Troubles: Mamodupi Mohlala-Mulaudzi, the chief executive of the Estate Agency Affairs Board faced allegations of corruption and nepotism. (Bongiwe Gumede/Foto24/Gallo Images)
The appointment of an interim leadership to head the embattled Estate Agency Affairs Board by the human settlements, water and sanitation minister, Lindiwe Sisulu, has come under fire.
Democratic Alliance MP Emma Powell has challenged the legality of the appointment of the interim board, made in July, on the grounds that it was carried out without any legislative basis.
Powell said Sisulu made the appointment while waiting for the gazetting of new regulations, contained in the new Property Practitioners Act. She said Sisulu appeared to have made the appointment “without an explicit legislative prescription allowing for this to be done”.
The estate agency board made headlines recently with claims that its chairperson, Nkosinathi Biko, had sat on a dossier of damning corruption and nepotism allegations against its chief executive, Mamodupi Mohlala-Mulaudzi in January. Then, in April, she was appointed the deputy chairperson of the SABC board.
Mohlala-Mulaudzi has been mired in controversy in both posts.
At the SABC, she has allegedly been receiving board fees, despite regulations stating that employees of public entities who sit on the board should not be paid.
In September, staff on the estate agency board submitted the dossier to Biko and the director general of human settlements, Mbulelo Tshangana.
Powell said the board’s leaders had informed the portfolio committee on human settlements last month that, although legislation made no explicit allowance for the appointment of an interim board, the minister had relied on the principles of “good governance” to do so.
“Either this board has been validly appointed in terms of an Act of law or it has not,” Powell said. “If the EAAB [Estate Agency Affairs Board] has not been validly appointed, it may mean that everything done by the board is illegal; this includes things such as the issue of fidelity fund certificates.

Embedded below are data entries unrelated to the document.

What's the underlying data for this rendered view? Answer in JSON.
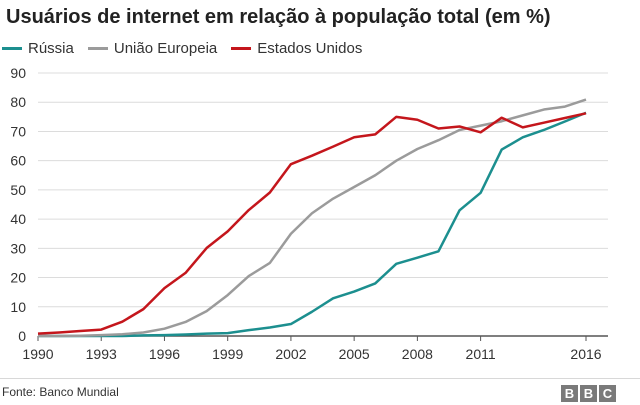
{
  "chart_data": {
    "type": "line",
    "title": "Usuários de internet em relação à população total (em %)",
    "source": "Fonte: Banco Mundial",
    "logo_letters": [
      "B",
      "B",
      "C"
    ],
    "x_ticks": [
      1990,
      1993,
      1996,
      1999,
      2002,
      2005,
      2008,
      2011,
      2016
    ],
    "xlim": [
      1990,
      2016
    ],
    "y_ticks": [
      0,
      10,
      20,
      30,
      40,
      50,
      60,
      70,
      80,
      90
    ],
    "ylim": [
      0,
      90
    ],
    "grid": "horizontal",
    "legend_position": "top-left",
    "series": [
      {
        "name": "Rússia",
        "color": "#1c8f8f",
        "x": [
          1990,
          1991,
          1992,
          1993,
          1994,
          1995,
          1996,
          1997,
          1998,
          1999,
          2000,
          2001,
          2002,
          2003,
          2004,
          2005,
          2006,
          2007,
          2008,
          2009,
          2010,
          2011,
          2012,
          2013,
          2014,
          2015,
          2016
        ],
        "values": [
          0,
          0,
          0,
          0,
          0,
          0.2,
          0.3,
          0.5,
          0.8,
          1.0,
          2.0,
          2.9,
          4.1,
          8.3,
          12.9,
          15.2,
          18.0,
          24.7,
          26.8,
          29.0,
          43.0,
          49.0,
          63.8,
          68.0,
          70.5,
          73.4,
          76.4
        ]
      },
      {
        "name": "União Europeia",
        "color": "#9b9b9b",
        "x": [
          1990,
          1991,
          1992,
          1993,
          1994,
          1995,
          1996,
          1997,
          1998,
          1999,
          2000,
          2001,
          2002,
          2003,
          2004,
          2005,
          2006,
          2007,
          2008,
          2009,
          2010,
          2011,
          2012,
          2013,
          2014,
          2015,
          2016
        ],
        "values": [
          0,
          0,
          0.1,
          0.3,
          0.6,
          1.2,
          2.5,
          4.8,
          8.5,
          14.0,
          20.5,
          25.0,
          35.0,
          42.0,
          47.0,
          51.0,
          55.0,
          60.0,
          64.0,
          67.0,
          70.5,
          72.0,
          73.5,
          75.5,
          77.5,
          78.5,
          80.9
        ]
      },
      {
        "name": "Estados Unidos",
        "color": "#c4161c",
        "x": [
          1990,
          1991,
          1992,
          1993,
          1994,
          1995,
          1996,
          1997,
          1998,
          1999,
          2000,
          2001,
          2002,
          2003,
          2004,
          2005,
          2006,
          2007,
          2008,
          2009,
          2010,
          2011,
          2012,
          2013,
          2014,
          2015,
          2016
        ],
        "values": [
          0.8,
          1.2,
          1.7,
          2.2,
          4.9,
          9.2,
          16.4,
          21.6,
          30.1,
          35.8,
          43.1,
          49.1,
          58.8,
          61.7,
          64.8,
          68.0,
          69.0,
          75.0,
          74.0,
          71.0,
          71.7,
          69.7,
          74.7,
          71.4,
          73.0,
          74.6,
          76.2
        ]
      }
    ]
  }
}
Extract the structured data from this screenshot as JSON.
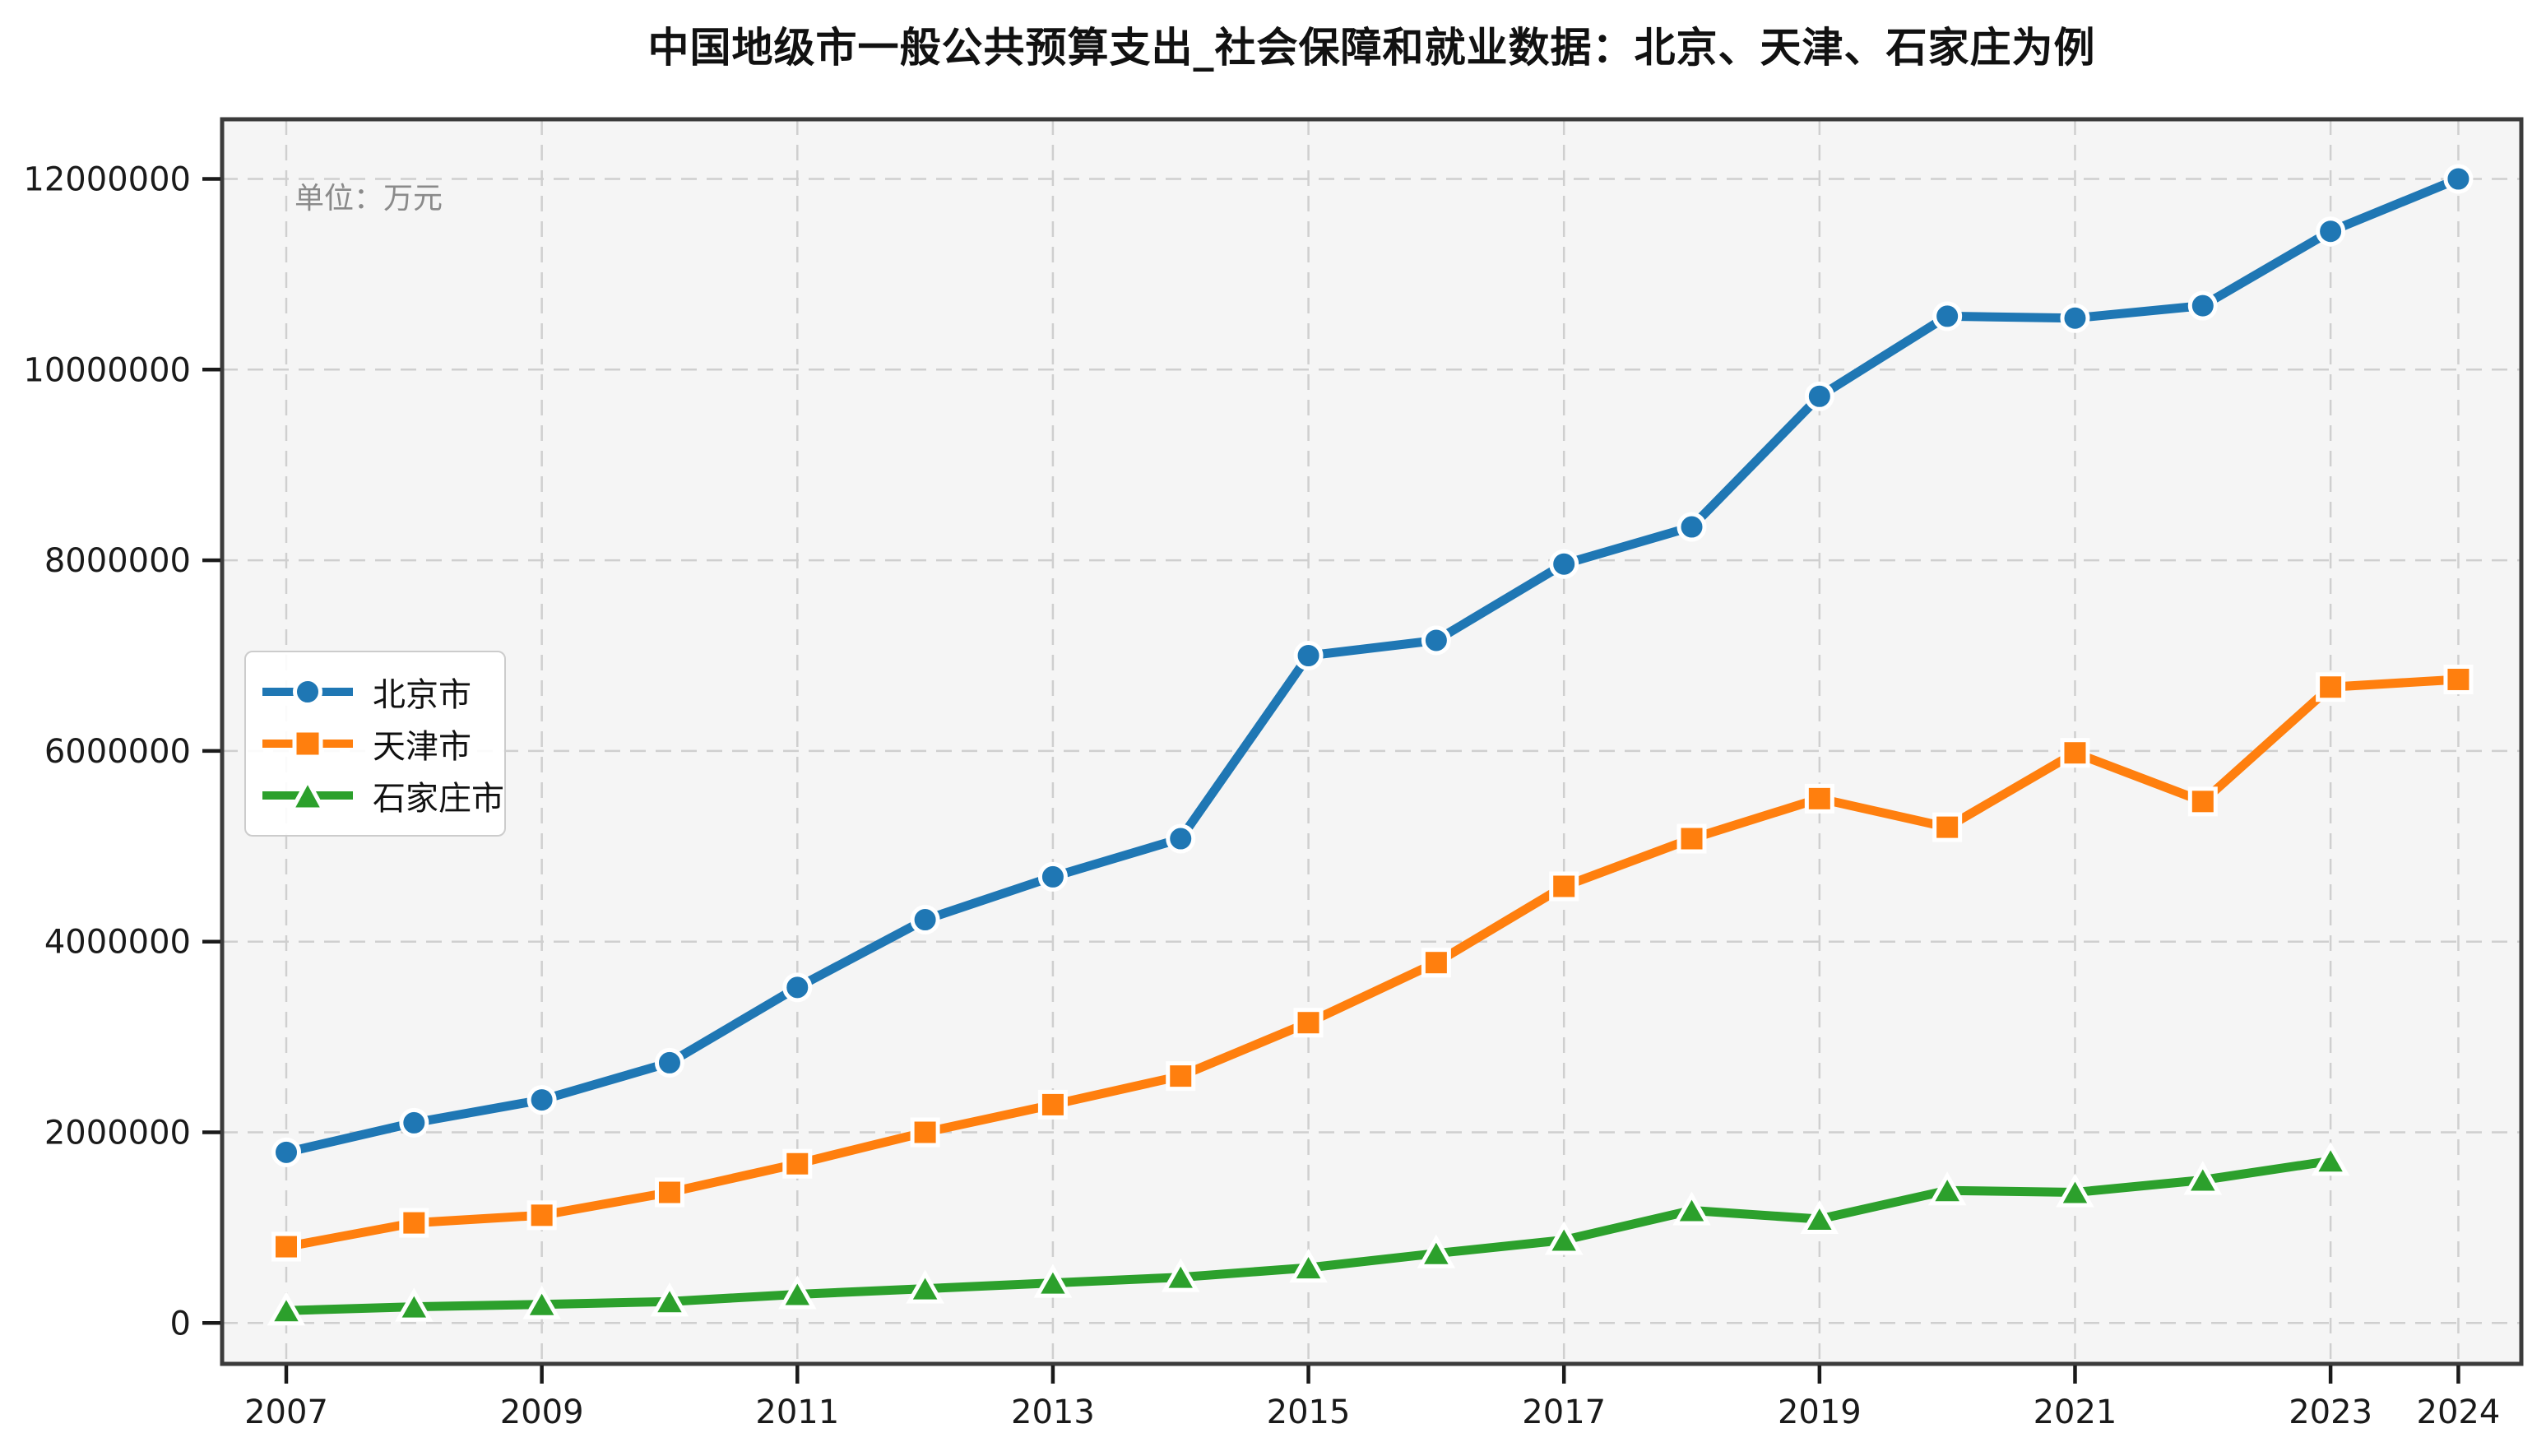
{
  "figure": {
    "title": "中国地级市一般公共预算支出_社会保障和就业数据：北京、天津、石家庄为例",
    "unit_label": "单位：万元"
  },
  "legend": {
    "position": "center-left",
    "items": [
      {
        "key": "beijing",
        "label": "北京市",
        "color": "#1f77b4",
        "marker": "circle"
      },
      {
        "key": "tianjin",
        "label": "天津市",
        "color": "#ff7f0e",
        "marker": "square"
      },
      {
        "key": "shijiazhuang",
        "label": "石家庄市",
        "color": "#2ca02c",
        "marker": "triangle"
      }
    ]
  },
  "chart_data": {
    "type": "line",
    "title": "中国地级市一般公共预算支出_社会保障和就业数据：北京、天津、石家庄为例",
    "unit": "万元",
    "xlabel": "",
    "ylabel": "",
    "grid": true,
    "plot_background": "#f5f5f5",
    "grid_color": "#cfcfcf",
    "spine_color": "#3b3b3b",
    "x": [
      2007,
      2008,
      2009,
      2010,
      2011,
      2012,
      2013,
      2014,
      2015,
      2016,
      2017,
      2018,
      2019,
      2020,
      2021,
      2022,
      2023,
      2024
    ],
    "xticks": [
      2007,
      2009,
      2011,
      2013,
      2015,
      2017,
      2019,
      2021,
      2023,
      2024
    ],
    "yticks": [
      0,
      2000000,
      4000000,
      6000000,
      8000000,
      10000000,
      12000000
    ],
    "ytick_labels": [
      "0",
      "2000000",
      "4000000",
      "6000000",
      "8000000",
      "10000000",
      "12000000"
    ],
    "ylim": [
      -430000,
      12620000
    ],
    "xlim": [
      2006.5,
      2024.5
    ],
    "series": [
      {
        "key": "beijing",
        "name": "北京市",
        "color": "#1f77b4",
        "marker": "circle",
        "values": [
          1790000,
          2100000,
          2340000,
          2730000,
          3520000,
          4230000,
          4680000,
          5080000,
          7000000,
          7160000,
          7960000,
          8350000,
          9720000,
          10560000,
          10540000,
          10670000,
          11450000,
          12000000
        ]
      },
      {
        "key": "tianjin",
        "name": "天津市",
        "color": "#ff7f0e",
        "marker": "square",
        "values": [
          800000,
          1050000,
          1130000,
          1370000,
          1670000,
          2000000,
          2290000,
          2590000,
          3150000,
          3780000,
          4580000,
          5080000,
          5500000,
          5200000,
          5980000,
          5470000,
          6670000,
          6750000
        ]
      },
      {
        "key": "shijiazhuang",
        "name": "石家庄市",
        "color": "#2ca02c",
        "marker": "triangle",
        "values": [
          130000,
          170000,
          195000,
          225000,
          300000,
          360000,
          420000,
          480000,
          580000,
          730000,
          870000,
          1180000,
          1090000,
          1390000,
          1370000,
          1500000,
          1700000,
          null
        ]
      }
    ]
  }
}
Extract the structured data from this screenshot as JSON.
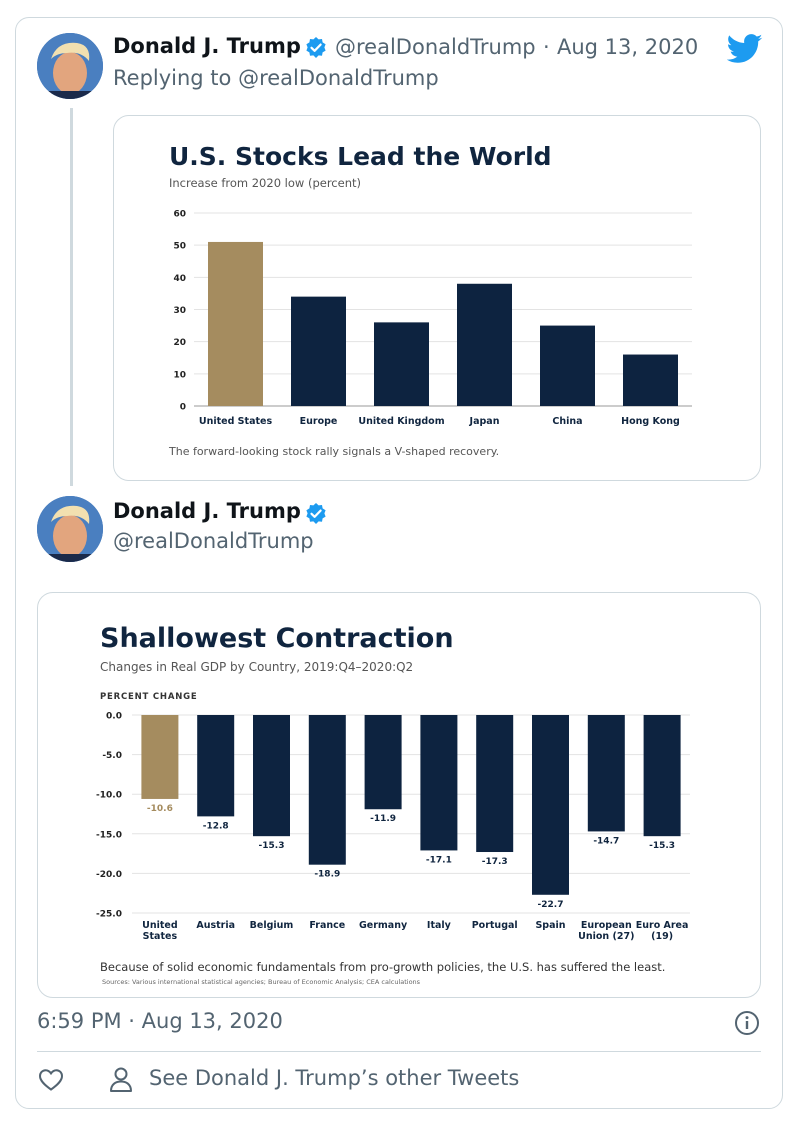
{
  "tweet1": {
    "author": "Donald J. Trump",
    "handle": "@realDonaldTrump",
    "separator": "·",
    "date": "Aug 13, 2020",
    "replying": "Replying to @realDonaldTrump",
    "avatar_icon": "avatar-photo",
    "verified_icon": "verified-badge-icon",
    "brand_icon": "twitter-bird-icon",
    "brand_color": "#1d9bf0"
  },
  "tweet2": {
    "author": "Donald J. Trump",
    "handle": "@realDonaldTrump",
    "time": "6:59 PM · Aug 13, 2020",
    "footer_link": "See Donald J. Trump’s other Tweets",
    "icons": [
      "heart-icon",
      "person-icon",
      "info-icon"
    ]
  },
  "colors": {
    "us_bar": "#a58c5f",
    "other_bar": "#0d2340",
    "text_secondary": "#536471",
    "border": "#cfd9de"
  },
  "chart_data": [
    {
      "type": "bar",
      "title": "U.S. Stocks Lead the World",
      "subtitle": "Increase from 2020 low (percent)",
      "categories": [
        "United States",
        "Europe",
        "United Kingdom",
        "Japan",
        "China",
        "Hong Kong"
      ],
      "values": [
        51,
        34,
        26,
        38,
        25,
        16
      ],
      "ylim": [
        0,
        60
      ],
      "yticks": [
        0,
        10,
        20,
        30,
        40,
        50,
        60
      ],
      "grid": true,
      "highlight_index": 0,
      "caption": "The forward-looking stock rally signals a V-shaped recovery."
    },
    {
      "type": "bar",
      "title": "Shallowest Contraction",
      "subtitle": "Changes in Real GDP by Country, 2019:Q4–2020:Q2",
      "ylabel": "PERCENT CHANGE",
      "categories": [
        [
          "United",
          "States"
        ],
        [
          "Austria"
        ],
        [
          "Belgium"
        ],
        [
          "France"
        ],
        [
          "Germany"
        ],
        [
          "Italy"
        ],
        [
          "Portugal"
        ],
        [
          "Spain"
        ],
        [
          "European",
          "Union (27)"
        ],
        [
          "Euro Area",
          "(19)"
        ]
      ],
      "values": [
        -10.6,
        -12.8,
        -15.3,
        -18.9,
        -11.9,
        -17.1,
        -17.3,
        -22.7,
        -14.7,
        -15.3
      ],
      "value_labels": [
        "-10.6",
        "-12.8",
        "-15.3",
        "-18.9",
        "-11.9",
        "-17.1",
        "-17.3",
        "-22.7",
        "-14.7",
        "-15.3"
      ],
      "ylim": [
        -25,
        0
      ],
      "yticks": [
        0,
        -5,
        -10,
        -15,
        -20,
        -25
      ],
      "ytick_labels": [
        "0.0",
        "-5.0",
        "-10.0",
        "-15.0",
        "-20.0",
        "-25.0"
      ],
      "grid": true,
      "highlight_index": 0,
      "caption": "Because of solid economic fundamentals from pro-growth policies, the U.S. has suffered the least.",
      "sources": "Sources: Various international statistical agencies; Bureau of Economic Analysis; CEA calculations"
    }
  ]
}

“It could mean that every single fidelity fund certificate issued to agents is completely invalid in law, with far reaching consequences,” she added.
Last month, Sisulu wrote to Biko, giving him seven days to provide her with an action plan of how the crisis facing the entity, which has gone through three chief executives and five chief financial officers in the past five years, would be resolved.
Sisulu’s spokesperson, Makhosini Mgitywa, said the minister would be meeting with the board this week to try to resolve the “regrettable” challenges faced by the entity. He said the interim board’s appointment was procedurally correct and that the process of appointing a permanent board would begin early next year.
Mgitywa said Sisulu had written to the board regarding the allegations against Mohlala-Mulaudzi and would discuss their response with them next week.
The minister is yet to respond to written parliamentary questions submitted last month by Powell about the appointment of ANC Women’s League president Bathabile Dlamini as chairperson of the Social Housing Regulatory Agency, and about the department’s national rapid response task team.
Whistle-blowers in the department claimed the team, most of whose members were part of Sisulu’s campaign for the ANC presidency in 2017, had been appointed by her to further her bid for the post in 2022.
At the time, Sisulu denied the claim that the appointment of the task team — at an annual cost of R13.9-million — was a move to bankroll her campaign, saying its members were all experts who would act as an interface between the ministry and the public.
Powell will ask the public protector and the Public Service Commission to investigate the appointments once she has received the responses to her written parliamentary questions, which Sisulu was meant to have submitted within 10 days. Powell said this week that she had received “no responses”.